The ideologically accurate reconstruction of Soviet military mythology and Soviet cinematic and literary archaism is a characteristic feature of modern Russian culture "for domestic consumption".
If you look through the list of premieres in Russian cinemas that took place after the full-scale invasion, you will notice a large number of remakes of Soviet classics - from "Cheburashka" to "Guest from the Future". However, as stated in the press release of "Soyuzmultfilm", "as a result of artistic rethinking, the images have been endowed with new characteristic features and meanings". Or, as the war criminals Putin, Shoigu, and Lavrov like to say, "taking into account modern geopolitical realities". Not only cinematic heroes of old films are being resurrected, but also deceased Soviet and Russian actors - with the help of Deep Fake technology.
The cult of the dead, revanchist victory obsession, and resentment, as well as artificially induced nostalgia for the "happy and carefree Soviet past", do not contribute to the mental health of society.
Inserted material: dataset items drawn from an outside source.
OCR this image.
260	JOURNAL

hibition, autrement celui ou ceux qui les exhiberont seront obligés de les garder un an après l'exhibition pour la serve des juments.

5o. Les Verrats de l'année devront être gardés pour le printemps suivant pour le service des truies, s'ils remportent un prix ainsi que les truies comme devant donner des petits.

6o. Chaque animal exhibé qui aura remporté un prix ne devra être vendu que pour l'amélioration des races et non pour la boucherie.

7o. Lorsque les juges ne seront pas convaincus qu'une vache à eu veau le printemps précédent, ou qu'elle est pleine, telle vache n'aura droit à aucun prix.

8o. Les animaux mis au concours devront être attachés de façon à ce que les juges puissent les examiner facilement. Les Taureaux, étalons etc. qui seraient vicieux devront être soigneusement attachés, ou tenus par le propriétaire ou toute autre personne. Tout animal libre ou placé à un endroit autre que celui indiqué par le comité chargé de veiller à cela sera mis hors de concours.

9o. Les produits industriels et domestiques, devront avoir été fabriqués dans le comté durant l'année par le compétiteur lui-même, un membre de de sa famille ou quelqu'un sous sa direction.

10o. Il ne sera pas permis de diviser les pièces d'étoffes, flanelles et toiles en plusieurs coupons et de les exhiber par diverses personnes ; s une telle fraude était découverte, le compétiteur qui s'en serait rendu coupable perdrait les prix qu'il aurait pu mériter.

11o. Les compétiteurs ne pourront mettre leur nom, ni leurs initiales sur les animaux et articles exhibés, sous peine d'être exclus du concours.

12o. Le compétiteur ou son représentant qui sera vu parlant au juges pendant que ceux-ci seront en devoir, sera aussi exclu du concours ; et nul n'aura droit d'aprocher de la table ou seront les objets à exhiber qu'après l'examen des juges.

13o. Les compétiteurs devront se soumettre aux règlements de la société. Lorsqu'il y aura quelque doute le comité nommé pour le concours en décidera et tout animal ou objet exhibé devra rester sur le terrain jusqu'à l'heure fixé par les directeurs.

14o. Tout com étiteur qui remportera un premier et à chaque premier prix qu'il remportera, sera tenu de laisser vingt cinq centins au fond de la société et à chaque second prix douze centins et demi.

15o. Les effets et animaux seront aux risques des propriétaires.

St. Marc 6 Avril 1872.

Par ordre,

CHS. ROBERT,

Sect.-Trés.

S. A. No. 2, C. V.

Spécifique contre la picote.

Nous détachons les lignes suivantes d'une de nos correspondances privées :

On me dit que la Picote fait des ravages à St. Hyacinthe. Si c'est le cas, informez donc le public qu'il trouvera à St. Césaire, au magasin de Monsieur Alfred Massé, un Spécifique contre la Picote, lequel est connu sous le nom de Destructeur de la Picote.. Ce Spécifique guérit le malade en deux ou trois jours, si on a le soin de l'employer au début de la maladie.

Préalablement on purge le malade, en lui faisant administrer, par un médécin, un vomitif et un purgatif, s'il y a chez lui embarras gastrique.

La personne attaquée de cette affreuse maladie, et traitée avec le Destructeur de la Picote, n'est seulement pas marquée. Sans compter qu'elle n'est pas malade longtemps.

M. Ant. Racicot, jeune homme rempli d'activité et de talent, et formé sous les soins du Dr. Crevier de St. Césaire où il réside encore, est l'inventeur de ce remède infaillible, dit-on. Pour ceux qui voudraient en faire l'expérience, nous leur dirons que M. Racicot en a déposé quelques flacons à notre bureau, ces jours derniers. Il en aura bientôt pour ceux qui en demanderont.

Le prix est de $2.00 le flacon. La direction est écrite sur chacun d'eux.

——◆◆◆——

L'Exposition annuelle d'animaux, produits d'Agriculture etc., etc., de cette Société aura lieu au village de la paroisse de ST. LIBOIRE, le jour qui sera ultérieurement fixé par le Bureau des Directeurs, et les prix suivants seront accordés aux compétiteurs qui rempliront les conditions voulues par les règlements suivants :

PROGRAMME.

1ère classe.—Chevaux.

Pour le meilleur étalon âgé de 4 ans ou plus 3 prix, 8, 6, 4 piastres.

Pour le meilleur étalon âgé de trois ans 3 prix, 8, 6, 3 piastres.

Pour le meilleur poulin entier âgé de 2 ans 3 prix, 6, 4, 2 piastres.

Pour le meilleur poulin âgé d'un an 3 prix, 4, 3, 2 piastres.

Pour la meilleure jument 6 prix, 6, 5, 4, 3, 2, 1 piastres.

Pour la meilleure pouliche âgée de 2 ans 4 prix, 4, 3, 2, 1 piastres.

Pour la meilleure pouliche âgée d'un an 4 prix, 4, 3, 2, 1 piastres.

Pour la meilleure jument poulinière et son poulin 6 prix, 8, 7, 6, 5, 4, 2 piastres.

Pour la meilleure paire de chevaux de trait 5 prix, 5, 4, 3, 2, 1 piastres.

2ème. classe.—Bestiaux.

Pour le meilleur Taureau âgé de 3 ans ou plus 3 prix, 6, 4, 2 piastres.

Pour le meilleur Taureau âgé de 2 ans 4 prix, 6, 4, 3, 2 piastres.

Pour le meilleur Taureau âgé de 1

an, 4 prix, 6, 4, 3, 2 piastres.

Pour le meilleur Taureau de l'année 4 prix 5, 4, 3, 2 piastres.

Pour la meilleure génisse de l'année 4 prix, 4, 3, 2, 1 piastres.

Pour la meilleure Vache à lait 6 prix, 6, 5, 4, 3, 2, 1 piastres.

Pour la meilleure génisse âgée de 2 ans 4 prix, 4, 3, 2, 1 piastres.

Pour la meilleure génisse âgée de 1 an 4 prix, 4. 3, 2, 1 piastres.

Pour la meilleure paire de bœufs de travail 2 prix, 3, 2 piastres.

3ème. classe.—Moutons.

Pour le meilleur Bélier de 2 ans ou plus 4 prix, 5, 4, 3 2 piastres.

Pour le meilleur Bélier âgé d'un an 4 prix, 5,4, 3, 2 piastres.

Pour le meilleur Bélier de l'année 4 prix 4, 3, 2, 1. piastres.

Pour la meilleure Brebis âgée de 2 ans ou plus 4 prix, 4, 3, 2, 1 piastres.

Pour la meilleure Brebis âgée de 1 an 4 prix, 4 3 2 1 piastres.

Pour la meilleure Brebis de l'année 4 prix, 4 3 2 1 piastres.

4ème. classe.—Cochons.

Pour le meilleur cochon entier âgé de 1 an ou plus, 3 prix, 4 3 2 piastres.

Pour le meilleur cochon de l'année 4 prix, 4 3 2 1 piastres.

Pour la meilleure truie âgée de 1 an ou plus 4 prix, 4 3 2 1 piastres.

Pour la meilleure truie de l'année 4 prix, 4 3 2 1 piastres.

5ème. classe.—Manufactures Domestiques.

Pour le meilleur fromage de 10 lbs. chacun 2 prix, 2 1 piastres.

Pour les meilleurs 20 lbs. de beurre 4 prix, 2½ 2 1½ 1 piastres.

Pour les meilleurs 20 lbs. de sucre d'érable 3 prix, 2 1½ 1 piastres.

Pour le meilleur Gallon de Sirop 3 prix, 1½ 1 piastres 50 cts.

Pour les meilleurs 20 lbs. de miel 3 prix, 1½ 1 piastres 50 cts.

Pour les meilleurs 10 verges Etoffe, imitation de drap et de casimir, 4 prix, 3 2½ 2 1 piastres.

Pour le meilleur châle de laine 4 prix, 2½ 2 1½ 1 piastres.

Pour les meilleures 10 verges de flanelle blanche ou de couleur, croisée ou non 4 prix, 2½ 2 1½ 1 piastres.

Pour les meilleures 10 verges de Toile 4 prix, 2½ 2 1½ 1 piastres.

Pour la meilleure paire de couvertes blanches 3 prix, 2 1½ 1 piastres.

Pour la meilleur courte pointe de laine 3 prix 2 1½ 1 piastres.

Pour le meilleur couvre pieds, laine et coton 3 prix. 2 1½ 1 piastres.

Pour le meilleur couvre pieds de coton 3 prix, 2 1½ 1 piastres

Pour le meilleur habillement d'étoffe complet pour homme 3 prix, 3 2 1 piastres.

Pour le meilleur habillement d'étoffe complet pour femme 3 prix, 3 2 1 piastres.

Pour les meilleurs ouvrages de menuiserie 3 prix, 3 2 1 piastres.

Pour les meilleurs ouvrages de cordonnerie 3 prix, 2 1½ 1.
And if you consider that a huge wave of this propaganda is primarily aimed at Russian children and teenagers, the future that Russia is heading towards looks increasingly bleak. The only thing that all countries unfortunate enough to share borders with Putin's aggressor state should do is to strengthen their defences and increase their combat readiness as much as possible.
Because the members of the "Order of the Red Star" will sooner or later deal with internal enemies and, according to the old Russian tradition, start looking for external ones.